Me colgué la bolsa al hombro y salí del restaurante.
Entre mi huida del drugstore y mi regreso no habrían transcurrido más de quince minutos. Había un coche de policía vacío aparcado delante con la luz parpadeando. Tranquilamente, mirando al frente, pasé de largo y seguía calle arriba hasta el hotel donde iba a tener lugar el banquete.
Aunque faltaba una hora para la cena, el vestíbulo ya estaba lleno de exploradores con fajines de la Orden de la Flecha, pavoneándose y pasando revista a los demás. Dejé mi bolsa y saludé a algunos conocidos de otras tropas. Uno de ellos estaba encargado de distribuir los puestos. Me pidió que le ayudara y cuando este trabajo estuvo hecho me puso en la puerta con un par de chicos más para recibir a los invitados a medida que fueran llegando. Los tres nos estimulábamos unos a otros. Cuando la gente empezó a desfilar por delante de nuestra mesa teníamos establecido un constante intercambio de réplicas agudas y brillantes. Entre chistes, yo comprobaba los nombres en la lista de invitados, el segundo chico los escribía en una etiqueta adhesiva y el tercero acompañaba a los invitados a sus mesas.

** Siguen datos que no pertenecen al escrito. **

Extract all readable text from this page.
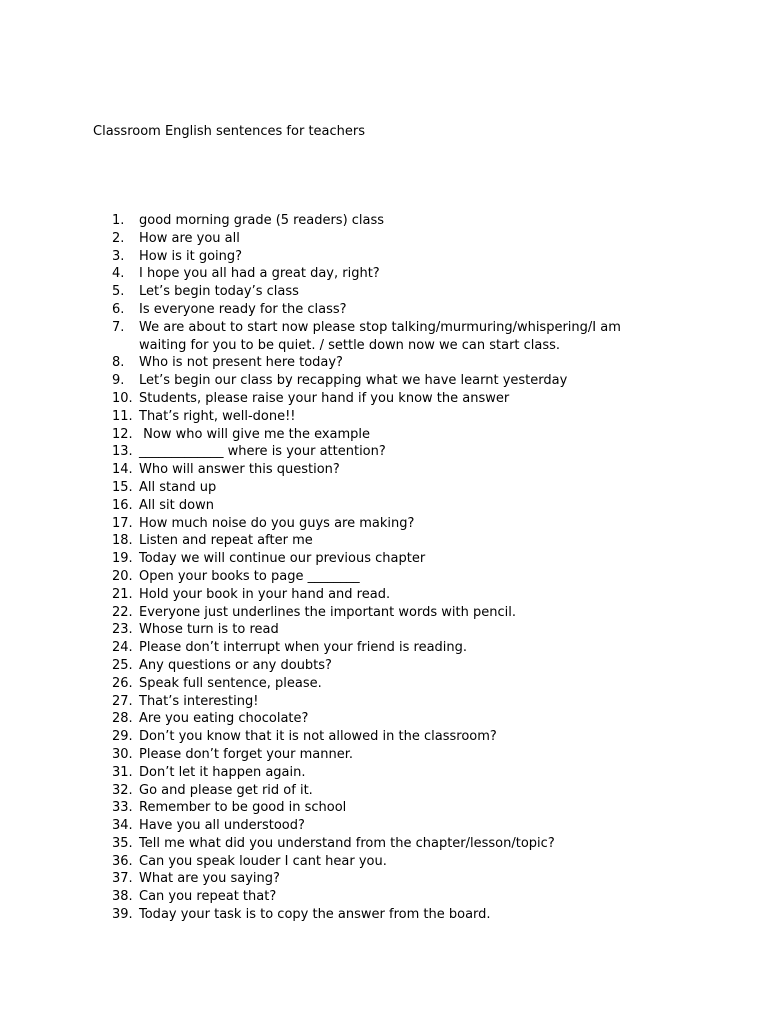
Classroom English sentences for teachers
1.	good morning grade (5 readers) class
2.	How are you all
3.	How is it going?
4.	I hope you all had a great day, right?
5.	Let’s begin today’s class
6.	Is everyone ready for the class?
7.	We are about to start now please stop talking/murmuring/whispering/I am waiting for you to be quiet. / settle down now we can start class.
8.	Who is not present here today?
9.	Let’s begin our class by recapping what we have learnt yesterday
10. Students, please raise your hand if you know the answer
11. That’s right, well-done!!
12. Now who will give me the example
13. _____________ where is your attention?
14. Who will answer this question?
15. All stand up
16. All sit down
17. How much noise do you guys are making?
18. Listen and repeat after me
19. Today we will continue our previous chapter
20. Open your books to page ________
21. Hold your book in your hand and read.
22. Everyone just underlines the important words with pencil.
23. Whose turn is to read
24. Please don’t interrupt when your friend is reading.
25. Any questions or any doubts?
26. Speak full sentence, please.
27. That’s interesting!
28. Are you eating chocolate?
29. Don’t you know that it is not allowed in the classroom?
30. Please don’t forget your manner.
31. Don’t let it happen again.
32. Go and please get rid of it.
33. Remember to be good in school
34. Have you all understood?
35. Tell me what did you understand from the chapter/lesson/topic?
36. Can you speak louder I cant hear you.
37. What are you saying?
38. Can you repeat that?
39. Today your task is to copy the answer from the board.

Y de repente allí estaba ella, en la cola, detrás de una pareja de ancianos. Levanté la vista y vi que me estaba observando. La sala dio un vuelco pero logré conservar el equilibrio. Ni siquiera parpadeé. Comprobé el nombre del matrimonio anciano y les gasté una broma cordial de la que se rieron.

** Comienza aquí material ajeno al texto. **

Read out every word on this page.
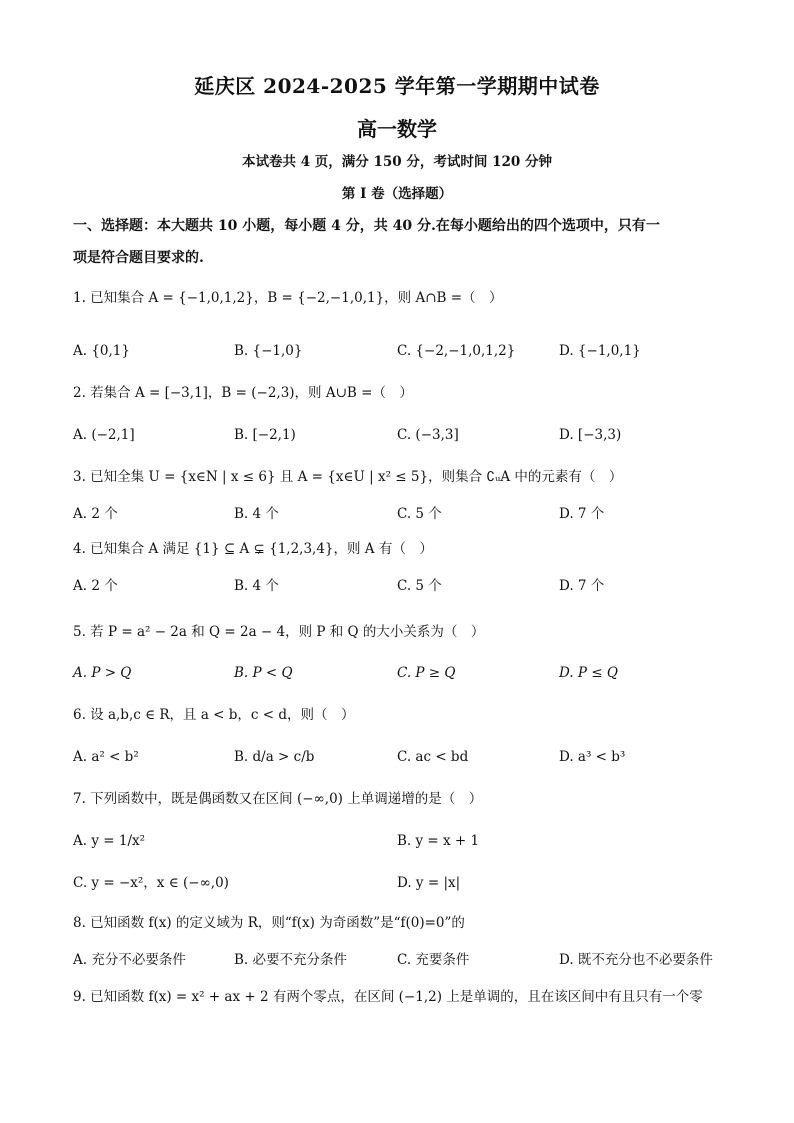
延庆区 2024-2025 学年第一学期期中试卷
高一数学
本试卷共 4 页，满分 150 分，考试时间 120 分钟
第 I 卷（选择题）
一、选择题：本大题共 10 小题，每小题 4 分，共 40 分.在每小题给出的四个选项中，只有一
项是符合题目要求的.
1. 已知集合 A = {−1,0,1,2}，B = {−2,−1,0,1}，则 A∩B =（　）
A. {0,1}	B. {−1,0}	C. {−2,−1,0,1,2}	D. {−1,0,1}
2. 若集合 A = [−3,1]，B = (−2,3)，则 A∪B =（　）
A. (−2,1]	B. [−2,1)	C. (−3,3]	D. [−3,3)
3. 已知全集 U = {x∈N | x ≤ 6} 且 A = {x∈U | x² ≤ 5}，则集合 ∁ᵤA 中的元素有（　）
A. 2 个	B. 4 个	C. 5 个	D. 7 个
4. 已知集合 A 满足 {1} ⊆ A ⊊ {1,2,3,4}，则 A 有（　）
A. 2 个	B. 4 个	C. 5 个	D. 7 个
5. 若 P = a² − 2a 和 Q = 2a − 4，则 P 和 Q 的大小关系为（　）
A. P > Q	B. P < Q	C. P ≥ Q	D. P ≤ Q
6. 设 a,b,c ∈ R，且 a < b，c < d，则（　）
A. a² < b²	B. d/a > c/b	C. ac < bd	D. a³ < b³
7. 下列函数中，既是偶函数又在区间 (−∞,0) 上单调递增的是（　）
A. y = 1/x²	B. y = x + 1
C. y = −x²，x ∈ (−∞,0)	D. y = |x|
8. 已知函数 f(x) 的定义域为 R，则“f(x) 为奇函数”是“f(0)=0”的
A. 充分不必要条件	B. 必要不充分条件	C. 充要条件	D. 既不充分也不必要条件
9. 已知函数 f(x) = x² + ax + 2 有两个零点，在区间 (−1,2) 上是单调的，且在该区间中有且只有一个零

Y luego me volví a ella. Le dediqué una sonrisa de bienvenida y le dije:
—¿Su nombre, señora?
Ella se acercó a la mesa y se quedó allí parada, pensativa, sosteniendo su bolso delante de sí con ambas manos. Seguía vestida con el suéter blanco y la falda plisada que llevaba en la tienda. No sentí miedo, ni sorpresa, pasado el primer susto. Sabía que ella no me había seguido hasta aquí. Naturalmente, tendría un hijo en los exploradores y, naturalmente, el chico pertenecería a la Orden de la Flecha. Ella leyó la etiqueta con mi nombre y me miró de arriba a abajo, y vi que su cara se distendía y se serenaba cuando llegó a la conclusión de que se había equivocado, que no era posible que fuese yo. Vi en la lista que tenía dos hijos en la Orden. Ya estaba buscándolos, recorriendo con los ojos el ruidoso salón. Recogió la etiqueta con su nombre, le dio el brazo al chico que estaba en la puerta y pasó al salón del banquete.